Também era muito frequentes as “Informações ao Presidente”, que o ministro
levava ao presidente em seus despachos, para que este apusesse sua assinatura
na, ou numa das opções de ação apresentadas pelo Itamaraty. Vi muito desses
papéis com a rubrica ou a assinatura do Geisel, do Figueiredo, depois do
Sarney, do Collor, do Itamar e de FHC. Os arquivos do Itamaraty abundam nesse
tipo de registro objetivo, factual, preciso, sobre como certas decisões foram
tomadas, e se aprofundarmos a pesquisa ao nível dos memorandos ou das notas
técnicas que fundamentaram cada uma dessas informações ou exposições de
motivos, saberemos exatamente como cada decisão foi tomada, por quem e sob
quais argumentos.
Esta é a
diplomacia profissional à qual eu me refiro.
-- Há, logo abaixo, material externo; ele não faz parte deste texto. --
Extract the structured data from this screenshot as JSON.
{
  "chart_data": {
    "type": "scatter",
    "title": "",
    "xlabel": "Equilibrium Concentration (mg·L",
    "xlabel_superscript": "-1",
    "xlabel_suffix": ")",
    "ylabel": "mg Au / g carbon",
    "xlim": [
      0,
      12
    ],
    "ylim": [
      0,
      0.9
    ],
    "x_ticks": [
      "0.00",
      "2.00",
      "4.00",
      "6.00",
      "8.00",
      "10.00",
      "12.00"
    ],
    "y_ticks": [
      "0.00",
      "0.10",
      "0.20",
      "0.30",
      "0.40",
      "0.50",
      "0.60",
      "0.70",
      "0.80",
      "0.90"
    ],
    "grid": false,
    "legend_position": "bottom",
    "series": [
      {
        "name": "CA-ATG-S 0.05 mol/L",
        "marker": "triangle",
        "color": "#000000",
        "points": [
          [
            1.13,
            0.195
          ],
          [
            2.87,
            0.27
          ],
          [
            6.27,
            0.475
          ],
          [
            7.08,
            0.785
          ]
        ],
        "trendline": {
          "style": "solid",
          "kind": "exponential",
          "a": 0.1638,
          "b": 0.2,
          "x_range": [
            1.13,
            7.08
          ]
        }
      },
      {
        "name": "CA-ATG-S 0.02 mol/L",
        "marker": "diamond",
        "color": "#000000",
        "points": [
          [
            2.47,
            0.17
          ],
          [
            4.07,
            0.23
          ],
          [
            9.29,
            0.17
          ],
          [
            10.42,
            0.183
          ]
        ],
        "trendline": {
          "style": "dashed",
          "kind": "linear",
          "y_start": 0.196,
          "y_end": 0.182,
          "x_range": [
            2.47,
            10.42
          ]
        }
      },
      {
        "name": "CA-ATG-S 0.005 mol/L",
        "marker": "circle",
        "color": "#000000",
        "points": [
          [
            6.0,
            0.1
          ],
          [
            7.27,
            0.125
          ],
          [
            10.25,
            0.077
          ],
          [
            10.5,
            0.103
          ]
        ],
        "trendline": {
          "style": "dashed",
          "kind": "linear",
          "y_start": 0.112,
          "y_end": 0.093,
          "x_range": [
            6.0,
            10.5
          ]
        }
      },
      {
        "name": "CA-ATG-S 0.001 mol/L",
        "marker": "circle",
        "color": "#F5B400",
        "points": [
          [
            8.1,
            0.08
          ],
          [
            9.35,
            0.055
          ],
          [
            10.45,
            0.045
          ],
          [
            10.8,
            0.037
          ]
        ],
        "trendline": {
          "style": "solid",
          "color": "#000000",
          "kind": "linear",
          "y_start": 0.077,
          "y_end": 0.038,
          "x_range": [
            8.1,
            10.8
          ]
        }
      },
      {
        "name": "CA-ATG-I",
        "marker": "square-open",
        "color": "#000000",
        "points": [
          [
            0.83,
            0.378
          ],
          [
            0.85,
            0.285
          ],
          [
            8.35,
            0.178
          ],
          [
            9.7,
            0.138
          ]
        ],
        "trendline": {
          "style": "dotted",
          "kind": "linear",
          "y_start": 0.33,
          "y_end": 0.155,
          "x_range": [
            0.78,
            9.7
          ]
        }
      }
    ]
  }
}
Posso estar enganado, mas muitas
das decisões tomadas nos anos do lulo-petismo carecem do mesmo grau de
formalização quanto ao processo decisório, e muitas podem até carecer de
registros apropriados, sem mencionar o aspecto deletério já referido da
interferência partidária em assuntos que deveria merecer um exame técnico,
isento, por parte dos diversos setores do Estado brasileiro e até de representantes
da chamada sociedade civil. O diplomata, ou o funcionário de qualquer outra
área do Estado, que tem inevitavelmente de servir ao governo de turno, percebe
imediatamente quando os parâmetros, os métodos e os procedimentos profissionais
estão sendo seguidos, ou quando existe uma clara ruptura nesses padrões de
funcionamento do Estado. Creio que esse é o principal motivo de angústia para
muitos dos meus colegas diplomatas, como para mim mesmo.